Pourtant l’édile déchu, incarcéré depuis mars 2017, ne s’avoue pas vaincu. Le 16 janvier, ses avocats ont déposé contre l’État du Sénégal plusieurs requêtes concomitantes devant la Cour de justice de la Communauté économique des États de l’Afrique de l’Ouest (Cedeao), qui siège à Abuja. Un va-tout par lequel il espère faire reconnaître son droit d’être candidat malgré sa condamnation en appel à 5 ans de prison, laquelle n’est, à ses yeux, toujours pas définitive – donc ne saurait l’empêcher de concourir.
En novembre, Karim Wade avait le premier saisi la juridiction communautaire pour faire reconnaître la validité de son inscription sur les listes électorales.
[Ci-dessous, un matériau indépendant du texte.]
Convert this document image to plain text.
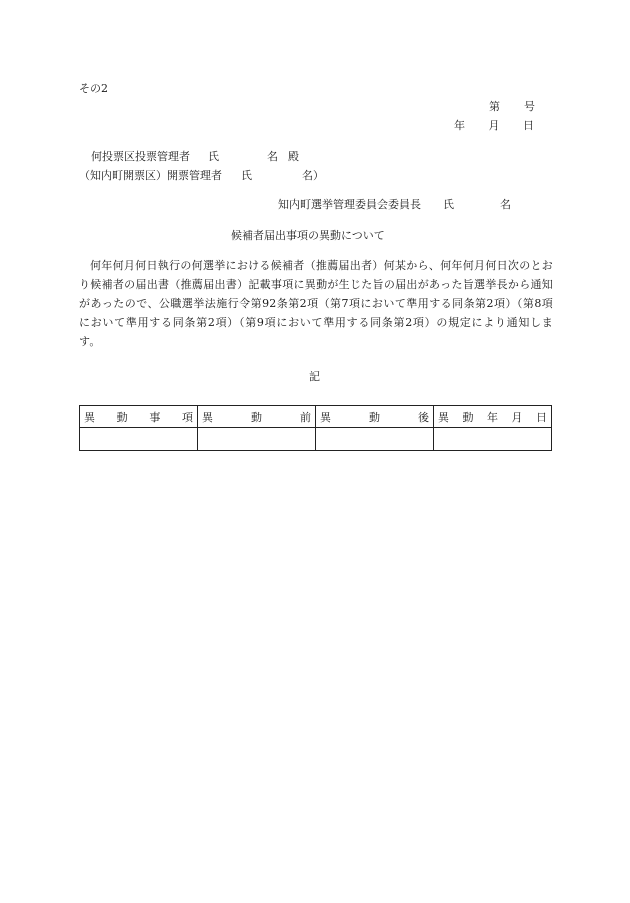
その2
第 号
年 月 日
何投票区投票管理者 氏	名 殿
（知内町開票区）開票管理者 氏	名）
知内町選挙管理委員会委員長 氏	名
候補者届出事項の異動について
何年何月何日執行の何選挙における候補者（推薦届出者）何某から、何年何月何日次のとおり候補者の届出書（推薦届出書）記載事項に異動が生じた旨の届出があった旨選挙長から通知があったので、公職選挙法施行令第92条第2項（第7項において準用する同条第2項）（第8項において準用する同条第2項）（第9項において準用する同条第2項）の規定により通知します。
記
異 動 事 項	異 動 前	異 動 後	異 動 年 月 日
L’affaire n’a pas encore été examinée.
Procédure accélérée
Outre une requête introductive d’instance, les avocats de Khalifa Sall ont également engagé une procédure en référé et une procédure accélérée, afin que la Cour statue avant l’ouverture officielle de la campagne, prévue le 3 février.
Dans leurs mémoires, que Jeune Afrique a pu consulter, Mes Ciré Clédor Ly et Demba Ciré Bathily se réfèrent à plusieurs textes censés s’imposer au Conseil constitutionnel sénégalais et que celui-ci, selon eux, aurait bafoués en écartant Khalifa Sall de la présidentielle : la Déclaration universelle des droits de l’homme et du citoyen, le Pacte international relatif aux droits civils et politiques, la Charte africaine des droits de l’homme et des peuples ainsi que la Constitution sénégalaise.
Dans leurs requêtes, ils soutiennent que plusieurs principes affirmés dans ces textes n’auraient pas été respectés : la non-rétroactivité des lois ; la proportionnalité et l’individualisation des peines ; le droit de prendre part à la conduite des affaires publiques de son pays, de voter et d’être élu.
Électeur ou pas ?
Les avocats considèrent en effet qu’en modifiant la loi électorale à quelques mois du dépôt des candidatures, imposant désormais à chaque postulant d’être inscrit sur les listes électorales, les autorités sénégalaises auraient sciemment cherché à écarter deux opposants : Khalifa Sall et Karim Wade.
Ils considèrent en outre que seule une décision de justice pourrait priver Khalifa Sall de son statut d’électeur (donc de candidat), et qu’il n’appartient pas au Conseil constitutionnel de lui nier ce droit. Ils rappellent enfin que le rejet des pourvois en cassation prononcé par la Cour suprême le 3 janvier est toujours soumis à un recours suspensif en « rabat d’arrêt ». Autrement dit, la condamnation du maire de Dakar à 5 ans de prison dans l’affaire de la caisse d’avance, confirmée en appel, ne serait toujours pas définitive.
Souveraineté
Si les décisions de la Cour de justice de la Cedeao sont censées s’imposer aux États parties, leur application par ces derniers n’est jamais acquise. Le Sénégal ayant, à plusieurs reprises, invoqué la souveraineté de ses institutions judiciaires dans les affaires Karim Wade et Khalifa Sall, il apparaît peu probable qu’une décision venue d’Abuja aboutisse à rebattre les cartes de la présidentielle.